Friday 10 October 2014

The cricket ground and the ballpark


Oriole Park at Camden Yards: a great venue for baseball
Like most from the cricket watching world, my initial view of baseball was of a game that was so far removed from cricket, an Americanisation of the bat and ball game that doesn’t come close to the complexity of the greatest sport in the world. The 2014 MLB season is the first of mine as a baseball fan. My views have changed… to an extent.

First and foremost, I am still a cricket fan. But after watching a significant number of baseball games across the long season of America’s summer game, I started to appreciate the similarities and the differences that make two games.

One similarity is the way that both games are among the few sports to resist the trend towards identikit, out of town stadia. Sure, there are a few behemoths amongst both sports, most Test grounds in Australia, the Oakland Coliseum and Tropicana Field in baseball (incidentally a common factor in some bad grounds is sharing with another sport, be it AFL or NFL).

Yet, most grounds in both sports have some kind of identity and sense of difference. I’ve found myself supporting the surprisingly successful Baltimore Orioles this season, and watching them play on the TV at Camden Yards has been fantastic, for all the little eccentricities in the ballpark, remarkable for a just twenty year old stadium. 

There’s the huge long brick building - the former B&O Warehouse, incorporated into the design rather than demolished - out in right field. You’ve got the little enclaves of seats in centre and right field, the standing area on Eutaw Street, between the stadium and the warehouse and used when the seats have sold out, and I’m sure many other foibles and charms, nooks and crannies, known to those who’ve actually been to games in the ballpark, unlike me.

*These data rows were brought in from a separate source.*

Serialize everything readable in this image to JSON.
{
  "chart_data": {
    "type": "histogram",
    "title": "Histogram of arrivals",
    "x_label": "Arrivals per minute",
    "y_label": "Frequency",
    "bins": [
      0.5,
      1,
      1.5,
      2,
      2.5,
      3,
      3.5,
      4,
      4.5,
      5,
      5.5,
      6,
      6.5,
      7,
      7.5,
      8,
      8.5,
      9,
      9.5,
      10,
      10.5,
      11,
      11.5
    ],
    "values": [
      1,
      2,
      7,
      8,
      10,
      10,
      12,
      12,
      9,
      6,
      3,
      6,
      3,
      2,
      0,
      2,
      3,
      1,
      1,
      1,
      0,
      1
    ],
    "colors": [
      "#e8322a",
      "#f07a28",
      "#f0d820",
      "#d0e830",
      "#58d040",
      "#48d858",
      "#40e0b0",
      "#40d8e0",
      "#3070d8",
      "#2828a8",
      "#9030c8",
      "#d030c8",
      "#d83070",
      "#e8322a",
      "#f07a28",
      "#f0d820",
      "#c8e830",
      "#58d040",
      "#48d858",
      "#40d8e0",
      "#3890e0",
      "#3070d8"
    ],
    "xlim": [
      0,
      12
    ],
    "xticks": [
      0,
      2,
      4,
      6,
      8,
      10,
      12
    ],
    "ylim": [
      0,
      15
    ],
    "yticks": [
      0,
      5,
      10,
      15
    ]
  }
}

There are other architecturally interesting ballparks in the league, many built in the retro-modern movement of the last twenty years. One key factor that the identikit, built to the sky stadiums of other sports miss is the sense of context. Looking to cricket, the county game has grounds which offer this context, from the cathedral at Worcester, to the sense of being enclosed by people’s homes at Hove. 

Even in the Test grounds, where they are big enough that you miss that context, you see the context of continued development. Lord’s has the spaceship of a media centre, peering over the Compton and Edrich stands, as if sneaking a glimpse of the Victorian pavillion opposite. 

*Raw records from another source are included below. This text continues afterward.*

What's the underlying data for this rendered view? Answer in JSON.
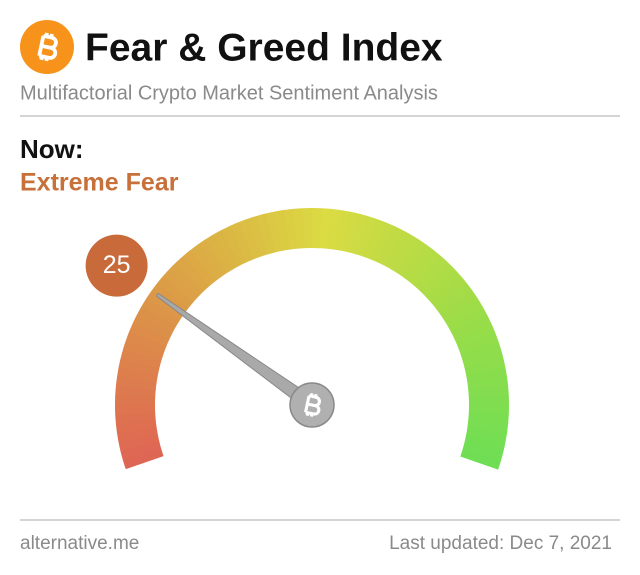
{
  "chart_data": {
    "type": "gauge",
    "title": "Fear & Greed Index",
    "subtitle": "Multifactorial Crypto Market Sentiment Analysis",
    "label": "Now:",
    "classification": "Extreme Fear",
    "value": 25,
    "ylim": [
      0,
      100
    ],
    "source": "alternative.me",
    "updated": "Last updated: Dec 7, 2021"
  }
}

If you add to this the sense of differing playing surfaces and dimensions, cricket and baseball seem ever more alike in where they conduct their games. Every cricket stadium has a different pitch and outfield, a different boundary length and shape. Ever baseball diamond has a different distance to centre field, to left and right, and amount of foul territory. 

Two games, separated by much, but also together in the fight against the featureless monolith sports stadium.